While UST does not appear to enhance nucleation, it is clear that the application of ultrasound has an effect on the measured melt temperature. It was previously observed that the “Horn-No UST” specimens had finer grains than the “No Horn” specimens poured at the same start temperature (750 or 950 °C), indicative of a lower pouring temperature. However, the measured grain sizes in the “Horn-No UST” specimens were larger than what would be predicted for the sonicated specimens at equivalent treatment times as shown in
Figure 4. Considering the behavior of these experiments, it has already been stated that solid formed around the horn and therefore the casting was made from whatever liquid remained. In these cases, solidification begins rapidly at the surface of the unheated horn. Vigorous mixing is absent as UST was not applied and the chill therefore retards convection. Owing to this a thermal gradient develops with temperature near 750 or 950 °C at the crucible wall, and approximately the liquidus temperature (620 °C) in the mushy zone of the solid/liquid interface. The average liquid temperature must be somewhere between these extreme values with the average liquid temperature being high when there is little solid and decreasing as solid is formed. Though composition of the liquid becomes richer in solute with increasing solid fraction, this change in composition can be considered relatively small initially and it can be assumed that the average liquid temperature should always remain above the liquidus but decrease with longer immersion times.
Table 2 shows that the measured temperature of the liquid immediately after removing the horn was always above the liquidus and decreased with increasing immersion time, as expected.

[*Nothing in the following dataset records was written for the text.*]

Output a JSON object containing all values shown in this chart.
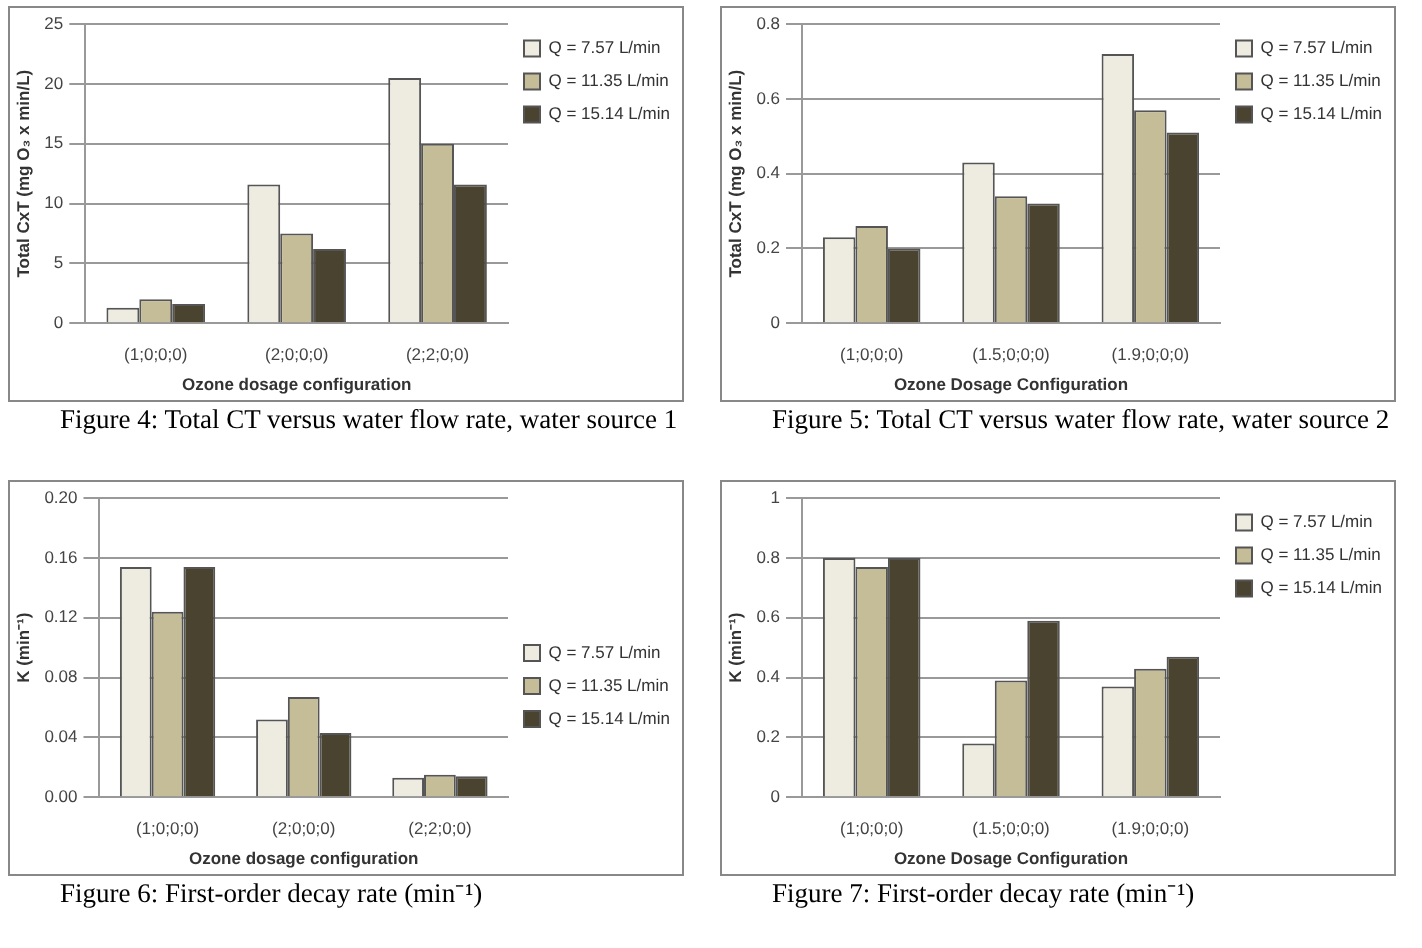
{
  "chart_data": [
    {
      "type": "bar",
      "title": "Figure 4: Total CT versus water flow rate, water source 1",
      "xlabel": "Ozone dosage configuration",
      "ylabel": "Total CxT (mg O₃ x min/L)",
      "categories": [
        "(1;0;0;0)",
        "(2;0;0;0)",
        "(2;2;0;0)"
      ],
      "series": [
        {
          "name": "Q = 7.57 L/min",
          "color": "#eeece1",
          "values": [
            1.3,
            11.6,
            20.5
          ]
        },
        {
          "name": "Q = 11.35 L/min",
          "color": "#c4bd97",
          "values": [
            2.0,
            7.5,
            15.0
          ]
        },
        {
          "name": "Q = 15.14 L/min",
          "color": "#4a4330",
          "values": [
            1.6,
            6.2,
            11.6
          ]
        }
      ],
      "ylim": [
        0,
        25
      ],
      "yticks": [
        0,
        5,
        10,
        15,
        20,
        25
      ],
      "grid": "y",
      "legend": "top right"
    },
    {
      "type": "bar",
      "title": "Figure 5: Total CT versus water flow rate, water source 2",
      "xlabel": "Ozone Dosage Configuration",
      "ylabel": "Total CxT (mg O₃ x min/L)",
      "categories": [
        "(1;0;0;0)",
        "(1.5;0;0;0)",
        "(1.9;0;0;0)"
      ],
      "series": [
        {
          "name": "Q = 7.57 L/min",
          "color": "#eeece1",
          "values": [
            0.23,
            0.43,
            0.72
          ]
        },
        {
          "name": "Q = 11.35 L/min",
          "color": "#c4bd97",
          "values": [
            0.26,
            0.34,
            0.57
          ]
        },
        {
          "name": "Q = 15.14 L/min",
          "color": "#4a4330",
          "values": [
            0.2,
            0.32,
            0.51
          ]
        }
      ],
      "ylim": [
        0,
        0.8
      ],
      "yticks": [
        0,
        0.2,
        0.4,
        0.6,
        0.8
      ],
      "grid": "y",
      "legend": "top right"
    },
    {
      "type": "bar",
      "title": "Figure 6: First-order decay rate (min⁻¹)",
      "xlabel": "Ozone dosage configuration",
      "ylabel": "K (min⁻¹)",
      "categories": [
        "(1;0;0;0)",
        "(2;0;0;0)",
        "(2;2;0;0)"
      ],
      "series": [
        {
          "name": "Q = 7.57 L/min",
          "color": "#eeece1",
          "values": [
            0.154,
            0.052,
            0.013
          ]
        },
        {
          "name": "Q = 11.35 L/min",
          "color": "#c4bd97",
          "values": [
            0.124,
            0.067,
            0.015
          ]
        },
        {
          "name": "Q = 15.14 L/min",
          "color": "#4a4330",
          "values": [
            0.154,
            0.043,
            0.014
          ]
        }
      ],
      "ylim": [
        0,
        0.2
      ],
      "yticks": [
        {
          "value": 0,
          "label": "0.00"
        },
        {
          "value": 0.04,
          "label": "0.04"
        },
        {
          "value": 0.08,
          "label": "0.08"
        },
        {
          "value": 0.12,
          "label": "0.12"
        },
        {
          "value": 0.16,
          "label": "0.16"
        },
        {
          "value": 0.2,
          "label": "0.20"
        }
      ],
      "grid": "y",
      "legend": "right"
    },
    {
      "type": "bar",
      "title": "Figure 7: First-order decay rate (min⁻¹)",
      "xlabel": "Ozone Dosage Configuration",
      "ylabel": "K (min⁻¹)",
      "categories": [
        "(1;0;0;0)",
        "(1.5;0;0;0)",
        "(1.9;0;0;0)"
      ],
      "series": [
        {
          "name": "Q = 7.57 L/min",
          "color": "#eeece1",
          "values": [
            0.8,
            0.18,
            0.37
          ]
        },
        {
          "name": "Q = 11.35 L/min",
          "color": "#c4bd97",
          "values": [
            0.77,
            0.39,
            0.43
          ]
        },
        {
          "name": "Q = 15.14 L/min",
          "color": "#4a4330",
          "values": [
            0.8,
            0.59,
            0.47
          ]
        }
      ],
      "ylim": [
        0,
        1
      ],
      "yticks": [
        0,
        0.2,
        0.4,
        0.6,
        0.8,
        1
      ],
      "grid": "y",
      "legend": "top right"
    }
  ]
}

In the experiments conducted at a starting temperature of 750 °C, where the horn was immersed without applying ultrasound, there was considerably less liquid to be cast as a result of the solid left on the horn. The grains that formed in those castings were large and columnar rather than fine and equiaxed as there was less time for grain multiplication by dendrite shear or stem remelting to occur. In the same experiments conducted at 950 °C, there was far less solid left on the horn and the pouring temperature was considerably higher than the liquidus, which could lead one to expect grain sizes to be commensurate with the sonicated specimens or the specimens cast at similar temperatures. However, despite the higher starting temperature, the chill quickly creates columnar grains on its surface. Due to reduced convection at the chill surface, there is less grain multiplication and any dendrites that are dislodged by natural convection will likely be larger than in sonicated melts. Also, some of the grains at the solidification front, which are relatively large, would be expected to be dislodged when removing the horn. Therefore, the remaining liquid in this case contains large grains and nuclei which continue to grow after the liquid is poured into the mold, thus resulting in a larger grain size or a mixture of small and large grain sizes as reported by Khalifa
et al. [
9] in their samples treated below the liquidus.
When UST was applied, it is likely that roughly the same amount of solid formed as when it was not applied. However, mixing from the vibration of the horn causes considerably more nuclei to form as fine dendrites, rather than columnar grains. Due to vibration of the horn, the dendrites that form at the horn become dislodged at the solidification front and are distributed throughout the liquid, thereby forming a semi-solid slurry. Because mixing destroys temperature and concentration gradients, the average temperature of the metal in the crucible is that of the semi-solid, which is between the liquidus and solidus temperatures. As a result, the average temperature of the pourable material in the sonicated specimens (semi-solid at 610 °C) is lower than that of the pourable material that was not sonicated (liquid between 620 and 750 °C) resulting in finer grains.